KP system losses worsen amid looming price hikes
Kenya Power’s (KP) systems losses increased by 3.59 per cent by end of December 2022 when it surpassed the allowable margins set by the Energy and petroleum Regulatory authority (Epra). The increase in the system losses, which is the difference between power generated and power finally consumed, points to the challenges that continue to dog the utility thus impacting its bottom line and cost of electricity.
According to the latest statistics by Epra, the KP’s systems losses hit 23.49 per cent during the period, meaning the power utility lost an additional 1.06 per cent of power it procured between July and December 2022. By end of June 2022, system losses were at 22.23 per cent.
“During the review period, Kenya Power purchased 6,671 GWh and sold 5,104 GWh. The system losses for the period accounted for 23.49 per cent against the allowed system losses of 19.9 per cent,” Epra said in the biannual energy and petroleum statistics report for the 2022/23 financial year.

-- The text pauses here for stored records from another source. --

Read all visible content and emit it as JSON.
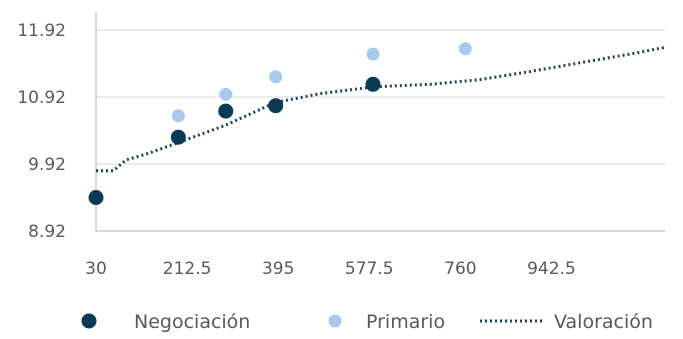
{
  "chart_data": {
    "type": "scatter",
    "title": "",
    "xlabel": "",
    "ylabel": "",
    "xlim": [
      30,
      1170
    ],
    "ylim": [
      8.92,
      11.92
    ],
    "x_ticks": [
      30,
      212.5,
      395,
      577.5,
      760,
      942.5
    ],
    "x_tick_labels": [
      "30",
      "212.5",
      "395",
      "577.5",
      "760",
      "942.5"
    ],
    "y_ticks": [
      8.92,
      9.92,
      10.92,
      11.92
    ],
    "y_tick_labels": [
      "8.92",
      "9.92",
      "10.92",
      "11.92"
    ],
    "grid": "horizontal",
    "legend_position": "bottom",
    "colors": {
      "negociacion": "#0b3a55",
      "primario": "#a9c9ec",
      "valoracion": "#1f3f66",
      "grid": "#d9d9d9",
      "axis": "#bfbfbf"
    },
    "series": [
      {
        "name": "Negociación",
        "kind": "scatter",
        "points": [
          [
            30,
            9.42
          ],
          [
            195,
            10.32
          ],
          [
            290,
            10.71
          ],
          [
            390,
            10.79
          ],
          [
            585,
            11.11
          ]
        ]
      },
      {
        "name": "Primario",
        "kind": "scatter",
        "points": [
          [
            195,
            10.64
          ],
          [
            290,
            10.96
          ],
          [
            390,
            11.22
          ],
          [
            585,
            11.56
          ],
          [
            770,
            11.64
          ]
        ]
      },
      {
        "name": "Valoración",
        "kind": "dotted-line",
        "points": [
          [
            30,
            9.82
          ],
          [
            65,
            9.82
          ],
          [
            90,
            9.98
          ],
          [
            135,
            10.08
          ],
          [
            195,
            10.24
          ],
          [
            290,
            10.5
          ],
          [
            390,
            10.84
          ],
          [
            480,
            10.97
          ],
          [
            585,
            11.07
          ],
          [
            700,
            11.11
          ],
          [
            800,
            11.18
          ],
          [
            900,
            11.3
          ],
          [
            1000,
            11.43
          ],
          [
            1100,
            11.56
          ],
          [
            1170,
            11.66
          ]
        ]
      }
    ]
  }
}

The hike in system losses comes at a time when Kenya Power has been significantly expanding its network over recent years. In the review period, additional 105,613 new customers were connected bringing the cumulative number of connected customers to 9.01 million.
Illegal connections
System losses are either technical or commercial, with the latter being inherent to the power system and are proportional to the efficiency of the transmission and distribution network. Commercial losses occur due to power supplied to illegal connections, meter tampering and fraudulent use of electrical energy.
System losses, taxes, and cost of power generation are among the factors that are usually considered in the pricing of the final cost of electricity sold to households and businesses. Kenya Power has been investing heavily in cutting system losses, use of technology, and switching to less costly renewable energy in an attempt to cool down the high-power cost while protecting its revenue levels. However, for the half-year period to December 31, the utility reported an after-tax loss of Sh1.14 billion. The company attributed the loss to increased foreign exchange losses and the implementation of the 15 per cent reduction of the end user electricity tariff as recommended by the government in January 2022.
Growth in electricity sales of 4,764 Gwh during the review period was driven mainly by growing energy demand occasioned by increased economic activities and an expanded customer base, the utility generator said. The power distributor is expected to implement another round of power cost hike from next month as it rushes to boost its coffers that have been impacted by the rise in operation costs. Last year, International Monetary Fund gave Kenya fresh loan conditions requiring Kenya Power to fully bridge its financial gaps by end of 2023 through a joint action plan by National Treasury, Kenya Power, and Ministry of Energy.